Home Explore Blog CI



2025-06-27
author: baehyunsol
tags: news

Ragithub performance issues

Recently, Ragithub has been experiencing performance issues. The server is running on an Amazon lightsail. Since last week, its CPU usage has consistently been at 100%. As a result, the website has slowed down, and both rag clone and rag push have also become slower.

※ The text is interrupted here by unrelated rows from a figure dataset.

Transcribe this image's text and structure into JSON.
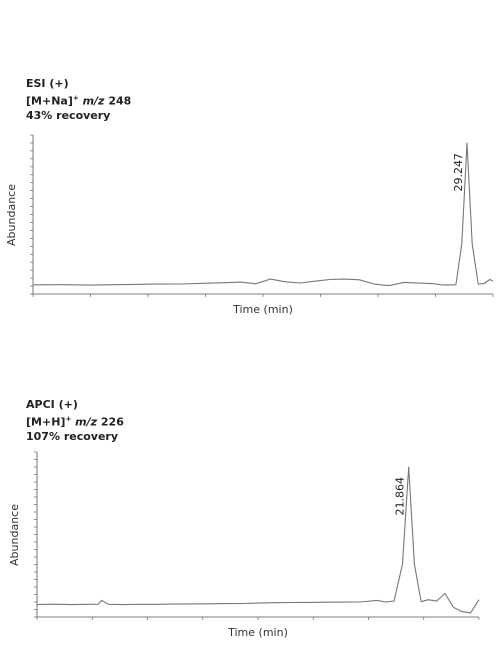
{
  "chart_data": [
    {
      "type": "line",
      "ion_mode": "ESI (+)",
      "ion_prefix": "[M+Na]",
      "ion_charge": "+",
      "ion_mz_label": "m/z",
      "ion_mz_value": "248",
      "recovery": "43% recovery",
      "xlabel": "Time (min)",
      "ylabel": "Abundance",
      "grid": false,
      "peak_label": "29.247",
      "peak_x": 29.247,
      "xlim": [
        0,
        31
      ],
      "ylim": [
        0,
        100
      ],
      "series": [
        {
          "x": [
            0,
            2,
            4,
            6,
            8,
            10,
            12,
            13,
            14,
            15,
            16,
            17,
            18,
            19,
            20,
            21,
            22,
            23,
            24,
            25,
            26,
            27,
            27.5,
            28,
            28.5,
            28.9,
            29.247,
            29.6,
            30,
            30.4,
            30.8,
            31
          ],
          "values": [
            1.5,
            1.6,
            1.3,
            1.7,
            2.0,
            2.1,
            2.7,
            3.0,
            3.4,
            2.2,
            5.5,
            3.6,
            2.8,
            4.0,
            5.2,
            5.5,
            5.0,
            2.0,
            1.0,
            3.2,
            2.7,
            2.3,
            1.5,
            1.3,
            1.6,
            30,
            100,
            30,
            2.0,
            2.4,
            5.3,
            4.0
          ]
        }
      ]
    },
    {
      "type": "line",
      "ion_mode": "APCI (+)",
      "ion_prefix": "[M+H]",
      "ion_charge": "+",
      "ion_mz_label": "m/z",
      "ion_mz_value": "226",
      "recovery": "107% recovery",
      "xlabel": "Time (min)",
      "ylabel": "Abundance",
      "grid": false,
      "peak_label": "21.864",
      "peak_x": 21.864,
      "xlim": [
        0,
        26
      ],
      "ylim": [
        0,
        100
      ],
      "series": [
        {
          "x": [
            0,
            1,
            2,
            3,
            3.6,
            3.8,
            4.2,
            5,
            6,
            7,
            8,
            9,
            10,
            11,
            12,
            13,
            14,
            15,
            16,
            17,
            18,
            19,
            20,
            20.5,
            21.0,
            21.5,
            21.864,
            22.2,
            22.6,
            23.0,
            23.5,
            24,
            24.5,
            25,
            25.5,
            26
          ],
          "values": [
            1.0,
            1.3,
            1.0,
            1.2,
            1.3,
            4.0,
            1.2,
            1.0,
            1.2,
            1.2,
            1.4,
            1.5,
            1.6,
            1.7,
            1.8,
            2.1,
            2.4,
            2.5,
            2.6,
            2.7,
            2.8,
            2.9,
            4.0,
            2.9,
            3.5,
            30,
            100,
            30,
            3.0,
            4.5,
            3.5,
            9.0,
            -1.0,
            -4.0,
            -5.0,
            4.5
          ]
        }
      ]
    }
  ]
}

The problem is attributed to bots. GPT-bot and Claude-bot are making over 100,000 requests per day. However, it's not their fault. It's largely because of a weird design of ragithub's file explorer. When you click on a knowledge-base in "Explore" tab, you'll see a file explorer and the README of the knowledge-base. The file explorer displays files and directories within the knowledge-base. You can expand directories by clicking on them. Each file and directory in the explorer is an <a> tag. There is no javascript used, and all internal state is stored in a query string. This design has 2 major problems:

  1. Being stateless, the server has to perform the same computation every time you expand a directory. For example, if there are 5 expanded directories and you click on the 6th one, the query string will contain information about all 6 expanded directories. The server processes the query string and retrieves the contents of the 6 directories, even though the contents of the first 5 directories were previously computed.
  2. It appears that the bots click on an <a> tag if it has a query string that the bot has not encountered before. When the bot clicks the link, the state changes, and a large number of new, unseen query strings are generated. If there are n directories in a knowledge base, there are 2^n possible states. As a result, the bots will exhaustively explore the website, making over 2^1000 requests before eventually leaving.

I don't want to restrict bots. It would be nice if GPT and Claude know what ragit is about and how it works. I'll instead implement a cache. Let's see what happens then.